I Had A Chiacchierata (no intervista) con Girless sul disco nuovo

Questa non è un’intervista, una di quelle cose in cui uno fa una domanda e l’altro in qualche modo deve rispondere perché altrimenti non è più un’intervista, quelle in cui una volta fatto tutto, se non vuoi fare lo stronzo, rispedisci tutto all’interlocutore per una letta veloce, oppure anche no. Questo è solo il resoconto, non completo ma con quello che mi ricordo io e solo col punto di vista mio, di una chiacchierata di dieci minuti, o forse un po’ di più, e non programmata, con Tommaso Gavioli ovvero Girless.

È successo la sera del concerto di Bob Nanna, in una location romantica sul Porto Canale di Cesenatico: fuori dal The Brew. L’attacco è stato tutto dedicato alla libreria della mia morosa, che per il record store day ha fatto la vetrina con alcuni dischi, tra cui anche I Have A Call di Girless, ha messo la foto su Facebook, lui l’ha vista e gli è piaciuta. Quindi mi ha detto: bella! e mi ha raccontato la storia dell’adesivo che c’è appiccicato sopra al cd. Storia che racconterei se solo riuscissi a buttarla giù senza duecento giri di parole. C’ho provato e in questo momento non ci riesco. In sostanza, che l’adesivo fosse stato attaccato lì sopra, sbam!, come una patacca, lui l’ha saputo (con piacere) vedendo la foto della vetrina.

Il disco parla della vita di otto personaggi celebri morti suicidi. Girless immagina i loro pensieri e quello che li ha portati a fare quella scelta. I titoli delle canzoni sono i nomi delle persone, come in Persona di Urali ma con contenuti molto diversi. Anche l’ultimo disco di Lorenzo Senni si chiama Persona e il motivo ce lo spiega lui su Noisey: “È una parola che esiste in italiano e in inglese con significati leggermente diversi: individuo e personaggio. Poi c’è questo videogioco giapponese che si chiama Persona basato sulla dicotomia tra i protagonisti e creature che rappresentano l’incarnazione di aspetti segreti del loro carattere: emergono in battaglia e li aiutano. Questa dualità mi ha sempre interessato tra quello che ho vissuto e come mi presento. Tra aspetti apparentemente inconciliabili di me. Torniamo sempre alla storia delle aspettative disilluse, alla fine“. Quindi si potrebbe pensare che tra musicisti italiani più o meno diversi tra loro ci sia un interesse comune nei confronti di quello che sta dentro e dietro alle persone e alle loro vite. Il genere è l’adpersonamuz, per ora ha pochi rappresentanti, ma esploderà, perché i contenuti e lo storytelling sono già la base di tutto.

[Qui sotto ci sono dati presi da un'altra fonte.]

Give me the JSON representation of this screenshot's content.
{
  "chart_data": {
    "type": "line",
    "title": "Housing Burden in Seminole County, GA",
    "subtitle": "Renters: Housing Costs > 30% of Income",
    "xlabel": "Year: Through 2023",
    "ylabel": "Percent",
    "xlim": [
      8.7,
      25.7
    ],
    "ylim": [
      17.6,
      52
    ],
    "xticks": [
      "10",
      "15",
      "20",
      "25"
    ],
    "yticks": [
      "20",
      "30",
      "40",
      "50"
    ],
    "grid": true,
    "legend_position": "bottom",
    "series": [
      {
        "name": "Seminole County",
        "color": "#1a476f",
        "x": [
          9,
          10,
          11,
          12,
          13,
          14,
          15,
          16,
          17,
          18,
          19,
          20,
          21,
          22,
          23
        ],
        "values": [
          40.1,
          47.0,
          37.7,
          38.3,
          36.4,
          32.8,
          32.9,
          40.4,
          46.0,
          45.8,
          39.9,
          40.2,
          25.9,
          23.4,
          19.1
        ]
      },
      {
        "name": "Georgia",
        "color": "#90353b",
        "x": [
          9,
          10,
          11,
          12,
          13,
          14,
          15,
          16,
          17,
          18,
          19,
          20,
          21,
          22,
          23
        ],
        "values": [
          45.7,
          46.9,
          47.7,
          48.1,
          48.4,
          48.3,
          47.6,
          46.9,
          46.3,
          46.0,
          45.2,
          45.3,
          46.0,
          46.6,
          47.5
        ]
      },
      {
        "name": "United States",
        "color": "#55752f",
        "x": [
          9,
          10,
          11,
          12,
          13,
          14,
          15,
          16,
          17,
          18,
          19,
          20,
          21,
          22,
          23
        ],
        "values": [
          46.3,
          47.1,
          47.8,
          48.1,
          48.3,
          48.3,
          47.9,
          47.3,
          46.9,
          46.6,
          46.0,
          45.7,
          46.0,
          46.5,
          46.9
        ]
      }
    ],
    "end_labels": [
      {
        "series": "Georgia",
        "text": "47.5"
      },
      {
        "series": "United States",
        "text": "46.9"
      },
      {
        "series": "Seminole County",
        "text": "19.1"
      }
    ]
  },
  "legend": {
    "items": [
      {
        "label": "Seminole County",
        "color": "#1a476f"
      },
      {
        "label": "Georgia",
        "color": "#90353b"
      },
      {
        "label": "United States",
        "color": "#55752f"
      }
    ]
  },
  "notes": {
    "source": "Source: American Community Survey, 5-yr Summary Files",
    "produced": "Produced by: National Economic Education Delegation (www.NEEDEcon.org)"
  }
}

I Have A Call di Girless mi piace per metà, nel senso che le ballate folk mi piacciono molto, e penso che Tommaso abbia una bella voce e sia bravo a scrivere quel tipo di pezzi con la chitarra. Mentre le canzoni più urlate non mi piacciono. Da qui è partita la conversazione sul disco. Esattamente come per la parte 2 dell’ultimo album dei Girless & Orphan, coi pezzi più pub punk non ce la faccio, gli ho detto. Al che lui mi ha gentilmente fatto notare che di quel tipo lì ce ne sono poche nell’album solista, e in effetti ha ragione, perché sono tre: MarioLuigi e un po’ di Sylvia.

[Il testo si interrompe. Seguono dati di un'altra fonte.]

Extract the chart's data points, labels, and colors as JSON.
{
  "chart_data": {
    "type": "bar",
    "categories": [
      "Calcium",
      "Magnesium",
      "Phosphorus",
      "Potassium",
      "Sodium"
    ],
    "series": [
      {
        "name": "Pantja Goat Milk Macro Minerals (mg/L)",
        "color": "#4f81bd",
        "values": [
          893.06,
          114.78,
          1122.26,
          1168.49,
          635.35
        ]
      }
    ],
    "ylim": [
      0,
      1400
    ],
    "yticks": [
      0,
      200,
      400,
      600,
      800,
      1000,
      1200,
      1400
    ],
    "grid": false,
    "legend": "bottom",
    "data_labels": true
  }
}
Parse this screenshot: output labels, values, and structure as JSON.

Abbiamo parlato soprattutto di Mario (Monicelli), Virginia (Woolf) e Vladimir (Majakovskij). Le canzoni contengono quello che Tommaso sa dei personaggi, che sapeva già o che ha imparato per preparare il disco. Ha studiato, ha letto e ha scritto. Ricordo che un’altra volta mi aveva detto di non essere un grandissimo lettore (di professione fa il medico), ma per fare il disco si è trovato a leggere biografie, poesie e romanzi, e gli è piaciuto. Quando fare una cosa ti porta al di fuori di te stesso e ti permette di conoscere robe nuove, di studiare insomma, è un risultato molto utile. In questo caso scrivere canzoni è diventato un mezzo per imparare, che secondo me non è male per niente. Le poesie che ha letto sono quelle di Majakovskij e, per quanto nel momento in cui abbiamo parlato io non conoscessi benissimo i testi delle canzoni, ero comunque stupito di ritrovarlo tra gli otto. Majakovskij non è un personaggio così conosciuto. Sì ok, sappiamo chi è, ma gli altri della lista sono più noti, quasi tutti, tranne forse Giuseppe Pinelli e Sylvia Plath. Mentre Tommaso diceva questa cosa, io pensavo a quella volta in cui a un amico, all’esame di maturità, chiesero Majakovskij e il mio amico fece scena muta. Per stessa ammissione (postuma) del professore, con quella domanda lo volle inculare, perché Majakovskij non era neanche in programma.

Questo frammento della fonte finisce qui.